Simple Linear Regression

Here, the independent variable is assumed to have a single dimension, and thus we are only looking towards estimating two coefficients. Let $x_{i}$ be the $i^{th}$ observation and $Y_{i}$ be the associated response, then \begin{gather} \hat{Y}_{i} = \hat{\beta}_{0} + \hat{\beta}_{1}x_{i}\newline \text{Minimize error to estimate coefficients} \quad \minimize_{\beta_{0}, \beta_{1}} \sum_{i=1}^{n} (y_{i} - \beta_{0} - \beta_{1}x_{i})^{2}\newline \hat{\beta}_{1} = \frac{\sum_{i=1}^{n}(x_{i} - \bar{x})(Y_{i} - \overline{Y})}{\sum_{i=1}^{n} (x_{i} - \bar{x})^{2}}, \quad \hat{\beta}_{0} = \overline{Y} - \hat{\beta}_{1}\bar{x}\newline \hat{\theta}_{1} \sim \mathcal{N}\bigg(\theta_{1}, \frac{\sigma^{2}}{\sum_{i=1}^{n}(x_{i} - \overline{x})^{2}} \bigg)\newline \hat{\theta}_{0} \sim \mathcal{N}\bigg(\theta_{1}, \sigma^{2} \frac{\sum_{i=1}^{n} x_{i}^{2}}{n\big((\sum_{i=1}^{n} x_{i}^{2}) - n\bar{x}^{2} \big)} \bigg) \end{gather}

The mean squared error is used here as it is the natural error function that emerges when we try to obtain MLE estimates of the coefficients.
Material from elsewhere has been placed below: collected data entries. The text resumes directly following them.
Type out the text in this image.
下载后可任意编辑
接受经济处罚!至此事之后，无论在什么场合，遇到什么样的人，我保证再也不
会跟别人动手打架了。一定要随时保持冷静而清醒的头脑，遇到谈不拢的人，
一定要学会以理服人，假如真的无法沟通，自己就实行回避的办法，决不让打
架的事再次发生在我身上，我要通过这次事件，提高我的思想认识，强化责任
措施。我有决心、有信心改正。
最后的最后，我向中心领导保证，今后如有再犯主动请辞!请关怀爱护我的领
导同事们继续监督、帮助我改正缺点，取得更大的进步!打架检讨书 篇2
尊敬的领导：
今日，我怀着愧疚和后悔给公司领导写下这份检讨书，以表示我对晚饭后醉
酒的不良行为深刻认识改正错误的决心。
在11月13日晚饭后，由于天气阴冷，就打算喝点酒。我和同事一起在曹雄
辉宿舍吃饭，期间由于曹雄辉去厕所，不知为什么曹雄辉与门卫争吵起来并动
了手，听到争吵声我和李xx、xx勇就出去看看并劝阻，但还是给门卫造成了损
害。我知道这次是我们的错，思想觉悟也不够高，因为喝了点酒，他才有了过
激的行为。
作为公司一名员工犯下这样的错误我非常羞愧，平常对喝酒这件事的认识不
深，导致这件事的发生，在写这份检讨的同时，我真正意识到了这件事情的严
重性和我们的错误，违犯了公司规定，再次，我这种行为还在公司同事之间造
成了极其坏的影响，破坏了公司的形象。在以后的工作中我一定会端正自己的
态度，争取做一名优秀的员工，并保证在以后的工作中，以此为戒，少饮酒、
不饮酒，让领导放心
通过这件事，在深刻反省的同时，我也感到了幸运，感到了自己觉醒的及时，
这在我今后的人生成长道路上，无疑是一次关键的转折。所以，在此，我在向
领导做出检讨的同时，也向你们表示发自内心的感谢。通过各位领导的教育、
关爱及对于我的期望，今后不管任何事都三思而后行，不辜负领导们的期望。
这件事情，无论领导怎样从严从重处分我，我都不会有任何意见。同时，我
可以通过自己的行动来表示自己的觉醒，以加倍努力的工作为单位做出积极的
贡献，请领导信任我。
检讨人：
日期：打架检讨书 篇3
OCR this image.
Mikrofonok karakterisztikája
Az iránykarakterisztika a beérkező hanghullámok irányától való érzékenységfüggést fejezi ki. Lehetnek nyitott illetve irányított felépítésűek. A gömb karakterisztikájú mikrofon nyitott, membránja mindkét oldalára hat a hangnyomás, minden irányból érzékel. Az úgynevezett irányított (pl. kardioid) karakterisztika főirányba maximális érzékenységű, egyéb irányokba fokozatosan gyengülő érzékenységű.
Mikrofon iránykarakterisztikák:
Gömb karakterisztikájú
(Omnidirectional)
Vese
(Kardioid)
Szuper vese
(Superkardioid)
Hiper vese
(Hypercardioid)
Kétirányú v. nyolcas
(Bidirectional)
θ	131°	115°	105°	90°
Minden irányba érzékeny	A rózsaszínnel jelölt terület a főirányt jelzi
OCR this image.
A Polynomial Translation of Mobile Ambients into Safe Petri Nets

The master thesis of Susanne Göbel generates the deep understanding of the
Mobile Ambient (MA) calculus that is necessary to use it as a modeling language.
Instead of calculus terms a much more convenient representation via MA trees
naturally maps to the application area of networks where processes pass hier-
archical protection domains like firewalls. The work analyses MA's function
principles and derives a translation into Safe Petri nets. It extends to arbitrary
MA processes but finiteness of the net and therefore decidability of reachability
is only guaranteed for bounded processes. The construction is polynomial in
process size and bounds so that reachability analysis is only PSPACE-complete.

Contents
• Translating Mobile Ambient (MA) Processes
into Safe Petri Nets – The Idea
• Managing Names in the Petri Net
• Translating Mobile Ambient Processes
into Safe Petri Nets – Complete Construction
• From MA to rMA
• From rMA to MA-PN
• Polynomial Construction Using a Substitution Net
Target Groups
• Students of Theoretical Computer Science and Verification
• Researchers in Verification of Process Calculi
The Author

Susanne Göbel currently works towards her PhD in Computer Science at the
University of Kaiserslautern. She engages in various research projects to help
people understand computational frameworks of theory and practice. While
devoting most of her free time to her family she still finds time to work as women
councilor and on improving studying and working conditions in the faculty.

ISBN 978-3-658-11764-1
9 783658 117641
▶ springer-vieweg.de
As is visible from the fomulae for point estimates of coefficients, they are linear combinations of normal variables ($Y$) and thus are normally distributed.

Simple linear regression is discussed in detail in the probability notes on this site. It also discusses confidence intervals for the coefficients, the prediction intervals for the response and hypothesis testing for relation between input and response.

Coefficient of Determination

$R^{2}$ is often used as a metric for checking how good the regression model is. It’s definition is invariant to the number of independent variables \begin{gather} R^{2} = \frac{S_{YY} - RSS}{S_{YY}} = 1 - \frac{RSS}{S_{YY}}\newline S_{YY} = \text{total variance in Y, }\quad RSS = \text{sum of squares of residuals}\newline S_{YY} - RSS = \text{total variance explained by inputs} \end{gather} A good model will explain most of the variance in $Y$ usig the input variables. Hence, $R^{2}$ close to $1$ is a good model and vice versa. $R^{2}$ usually increases as more and more variables are added to the model.